If the COVID-19 pandemic had not got in the way, senior students from Springwood High would have had the chance to really put the heat on Canberra parliamentarians recently - literally.
The high school students, who feature in the ABC TV's Big Weather (and how to survive it) program were going to simulate almost 38 degree temperatures in the offices of several Members of Parliament. Members would have had the chance to try to work at the same temperature the Springwood students have been putting up for for most of their school life in summer.
But instead these students will sweat out another hot summer and the topic of their hot classrooms is expected to be discussed at a national Education Council meeting after the education minister Dan Tehan agreed over a Zoom meeting on the final episode of the series, to commit to raising the idea with state and territory ministers.
"We were meant to go to Canberra," Ian Tjoelker, a Springwood High student leading the project told the Gazette. "Our idea was we would get all these MPs to sit down and use a big light to heat them up to 37.7 degrees - classroom conditions - and then interview them."
While disappointed the Canberra trip didn't go ahead, "everyone was still excited for the opportunity we had". And Ian added he had "learnt a lot about community organisation" and the experience had "opened my mind to government bureaucracy".
As the team leader he is hoping to roll-out the project in other schools to test their research model.
"We think it's really important for students and teachers across Australia ... having national standards is better for working for students and teachers ... and the government really needs to be retro-fitting older schools."
Ian spoke to the Gazette earlier in the year about struggling to learn in a hot classroom because of the lack of air conditioning and the brain drain effect on their learning. He started the 2hot2learn.org movement with other students, after his school missed out on the government's air conditioning program funding. In conjunction with top scientists from Western Sydney University, they collected data to prove they should have been included.
Over the summer of 2018-19 students and parents placed monitors in 16 locations - taking 87 days of data at 10 minute intervals. Indoor school temperatures peaked above 30 degrees on one third of summer days and the maximum classroom temperature peaked at 37.7.
Megan Thomas, a P&C member and the parent liaison of the 2Hot2Learn student group, said: "We were excluded from automatic qualification [in the first round] and that was based on the data from the weather station at Valley Heights,".
The data was sent back to the government to be assessed for second round funding for air conditioning. The school is still waiting to hear.
It's a nation-wide issue, this requires action by the federal government, there's an inequality between schools. Throughout the summer there are weeks we are sitting there sweating, the windows are all open, all the fans are blowing around hot air. It gets insanely hot. That is so wrong.
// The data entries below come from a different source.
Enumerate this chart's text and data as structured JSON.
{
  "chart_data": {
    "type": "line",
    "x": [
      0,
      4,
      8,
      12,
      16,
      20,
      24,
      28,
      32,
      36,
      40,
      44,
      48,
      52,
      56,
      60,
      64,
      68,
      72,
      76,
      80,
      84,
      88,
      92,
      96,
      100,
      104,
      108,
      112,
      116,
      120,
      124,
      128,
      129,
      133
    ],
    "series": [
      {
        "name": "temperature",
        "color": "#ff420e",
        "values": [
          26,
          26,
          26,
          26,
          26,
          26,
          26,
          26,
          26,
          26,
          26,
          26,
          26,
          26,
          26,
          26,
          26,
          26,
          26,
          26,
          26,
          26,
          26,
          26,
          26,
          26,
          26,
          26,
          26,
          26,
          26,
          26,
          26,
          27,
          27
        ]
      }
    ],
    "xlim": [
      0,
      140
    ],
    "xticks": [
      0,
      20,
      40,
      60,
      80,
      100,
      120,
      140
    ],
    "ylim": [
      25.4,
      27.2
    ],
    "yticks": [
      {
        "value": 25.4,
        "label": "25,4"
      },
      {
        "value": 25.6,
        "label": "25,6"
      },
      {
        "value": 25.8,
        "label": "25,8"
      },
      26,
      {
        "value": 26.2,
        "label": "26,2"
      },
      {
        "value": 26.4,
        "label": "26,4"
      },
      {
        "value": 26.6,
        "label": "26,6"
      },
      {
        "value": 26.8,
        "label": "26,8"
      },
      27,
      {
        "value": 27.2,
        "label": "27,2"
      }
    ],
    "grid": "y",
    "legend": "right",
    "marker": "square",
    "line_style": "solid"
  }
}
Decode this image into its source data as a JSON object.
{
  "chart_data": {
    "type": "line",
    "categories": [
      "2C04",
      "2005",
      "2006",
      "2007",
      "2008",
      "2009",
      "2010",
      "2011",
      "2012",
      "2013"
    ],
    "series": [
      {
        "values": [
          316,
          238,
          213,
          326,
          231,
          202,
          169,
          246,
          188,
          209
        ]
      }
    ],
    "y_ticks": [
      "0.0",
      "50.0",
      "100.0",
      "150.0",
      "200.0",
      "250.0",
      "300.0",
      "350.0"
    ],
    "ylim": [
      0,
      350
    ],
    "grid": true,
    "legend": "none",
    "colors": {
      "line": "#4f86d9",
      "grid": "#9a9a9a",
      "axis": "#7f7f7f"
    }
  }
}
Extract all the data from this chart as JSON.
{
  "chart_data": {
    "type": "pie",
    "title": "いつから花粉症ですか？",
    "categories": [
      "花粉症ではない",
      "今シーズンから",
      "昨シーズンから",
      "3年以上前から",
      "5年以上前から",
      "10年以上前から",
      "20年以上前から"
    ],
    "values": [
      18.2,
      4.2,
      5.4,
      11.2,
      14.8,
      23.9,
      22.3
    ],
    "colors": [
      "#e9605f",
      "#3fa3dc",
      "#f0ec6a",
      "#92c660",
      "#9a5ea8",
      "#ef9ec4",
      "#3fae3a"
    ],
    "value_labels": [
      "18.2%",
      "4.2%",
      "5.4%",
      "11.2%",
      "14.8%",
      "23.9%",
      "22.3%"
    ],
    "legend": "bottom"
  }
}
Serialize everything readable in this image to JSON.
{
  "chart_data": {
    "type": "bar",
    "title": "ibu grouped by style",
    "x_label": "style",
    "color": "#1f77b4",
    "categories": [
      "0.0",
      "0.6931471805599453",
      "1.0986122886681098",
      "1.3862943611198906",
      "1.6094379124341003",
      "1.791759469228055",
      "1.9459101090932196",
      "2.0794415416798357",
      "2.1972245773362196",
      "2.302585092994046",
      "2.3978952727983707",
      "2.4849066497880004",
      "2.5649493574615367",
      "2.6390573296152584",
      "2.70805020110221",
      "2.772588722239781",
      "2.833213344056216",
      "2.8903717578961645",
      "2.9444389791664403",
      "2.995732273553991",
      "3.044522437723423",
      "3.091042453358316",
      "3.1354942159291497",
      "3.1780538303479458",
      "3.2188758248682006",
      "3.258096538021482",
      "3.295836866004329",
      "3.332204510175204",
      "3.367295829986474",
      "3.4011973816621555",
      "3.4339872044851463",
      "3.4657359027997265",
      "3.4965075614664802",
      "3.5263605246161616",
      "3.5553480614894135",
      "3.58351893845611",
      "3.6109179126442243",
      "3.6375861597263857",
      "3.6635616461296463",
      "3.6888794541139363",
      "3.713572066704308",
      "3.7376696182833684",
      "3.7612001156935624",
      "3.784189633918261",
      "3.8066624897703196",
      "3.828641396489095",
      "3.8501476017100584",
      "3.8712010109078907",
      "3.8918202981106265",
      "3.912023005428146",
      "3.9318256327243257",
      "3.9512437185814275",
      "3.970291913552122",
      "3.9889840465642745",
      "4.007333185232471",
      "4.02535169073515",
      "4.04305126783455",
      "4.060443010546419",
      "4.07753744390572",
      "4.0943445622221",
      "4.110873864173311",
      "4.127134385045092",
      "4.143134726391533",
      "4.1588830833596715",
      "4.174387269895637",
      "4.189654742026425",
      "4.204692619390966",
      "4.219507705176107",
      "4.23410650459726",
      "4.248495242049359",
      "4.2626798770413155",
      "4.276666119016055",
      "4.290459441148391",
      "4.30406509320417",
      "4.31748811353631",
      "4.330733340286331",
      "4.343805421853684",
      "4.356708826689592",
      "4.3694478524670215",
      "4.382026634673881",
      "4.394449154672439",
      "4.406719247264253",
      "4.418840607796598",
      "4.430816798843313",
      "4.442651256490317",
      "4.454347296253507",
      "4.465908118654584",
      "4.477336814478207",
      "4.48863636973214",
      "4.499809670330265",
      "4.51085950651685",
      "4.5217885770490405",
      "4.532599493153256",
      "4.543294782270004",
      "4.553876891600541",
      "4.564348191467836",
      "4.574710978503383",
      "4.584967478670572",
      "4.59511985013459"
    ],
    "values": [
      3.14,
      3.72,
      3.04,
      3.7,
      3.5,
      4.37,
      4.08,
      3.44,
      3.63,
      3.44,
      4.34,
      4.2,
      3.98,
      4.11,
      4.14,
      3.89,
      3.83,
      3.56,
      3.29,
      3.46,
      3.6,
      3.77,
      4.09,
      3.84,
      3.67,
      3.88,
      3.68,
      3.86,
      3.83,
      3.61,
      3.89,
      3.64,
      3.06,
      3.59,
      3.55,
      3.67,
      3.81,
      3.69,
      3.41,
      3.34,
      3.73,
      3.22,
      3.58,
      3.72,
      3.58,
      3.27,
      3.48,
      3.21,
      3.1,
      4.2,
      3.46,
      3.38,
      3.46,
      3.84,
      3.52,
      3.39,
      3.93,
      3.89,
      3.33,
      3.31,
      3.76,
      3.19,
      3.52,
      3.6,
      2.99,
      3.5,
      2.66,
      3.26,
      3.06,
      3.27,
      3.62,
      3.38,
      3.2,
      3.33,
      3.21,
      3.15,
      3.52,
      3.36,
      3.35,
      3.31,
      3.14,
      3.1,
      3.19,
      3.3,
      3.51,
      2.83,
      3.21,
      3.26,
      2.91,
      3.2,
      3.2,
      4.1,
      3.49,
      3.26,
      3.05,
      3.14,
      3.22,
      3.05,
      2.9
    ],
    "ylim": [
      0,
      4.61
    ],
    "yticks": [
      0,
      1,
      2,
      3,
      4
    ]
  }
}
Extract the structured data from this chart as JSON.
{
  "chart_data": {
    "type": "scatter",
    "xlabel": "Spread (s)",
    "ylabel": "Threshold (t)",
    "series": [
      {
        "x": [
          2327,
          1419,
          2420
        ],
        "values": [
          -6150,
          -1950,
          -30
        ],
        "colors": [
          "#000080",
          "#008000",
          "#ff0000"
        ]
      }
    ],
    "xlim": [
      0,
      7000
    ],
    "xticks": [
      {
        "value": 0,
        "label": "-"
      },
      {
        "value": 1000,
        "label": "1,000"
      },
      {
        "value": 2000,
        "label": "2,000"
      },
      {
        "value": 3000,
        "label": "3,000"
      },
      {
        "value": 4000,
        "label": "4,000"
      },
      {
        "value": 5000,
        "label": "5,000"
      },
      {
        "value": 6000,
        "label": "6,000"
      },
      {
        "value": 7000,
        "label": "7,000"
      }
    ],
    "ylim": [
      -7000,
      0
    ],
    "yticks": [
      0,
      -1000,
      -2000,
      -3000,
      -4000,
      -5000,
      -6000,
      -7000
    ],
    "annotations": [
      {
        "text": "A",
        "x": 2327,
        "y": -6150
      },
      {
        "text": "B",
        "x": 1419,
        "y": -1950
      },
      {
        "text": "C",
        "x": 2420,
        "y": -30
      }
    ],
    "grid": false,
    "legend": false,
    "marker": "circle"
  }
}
ABC Big Weather host Craig Reucassel said the kids were "that smart with the hot classrooms, imagine how much smarter they would be with cooler ones".
WSU's Dr Sebastian Pfautsch developed his own temperature gauges and loaned them to Springwood High. He also recently released a report on urban heat and the effect of hot spaces on schools. It is the first evidence-based design and building guidelines to address outdoor heat at school. One of his simplest recommendations is more trees.
The research also showed common surfaces in schools, such as unshaded asphalt recorded surface temperatures of up to 70 degrees celsius in summer 2019. It was based on a microclimate of a western Sydney school but he said the results were useful nationally.
"Our summers are becoming increasingly hot. There is a need to better understand microclimates of schools and develop strategies to cool these environments down," said Dr Pfautsch. "By shading ... temperatures can be reduced by more than one third."
He said old schools in particular could look at "what can you change outside the school, can you bring in natural shade, can you for e.g collect your rainwater from your rooves, use that to irrigate your turf areas and your trees so you get a lot of evaporative cooling."
In August Blue Mountains MP Trish Doyle said a number of Mountains schools were frustrated to be on a long waiting list for cooler classrooms and others were still wondering whether their applications from 16 months ago had even been successful.
A Department of Education spokeswoman has said applications for round 2 are still being considered.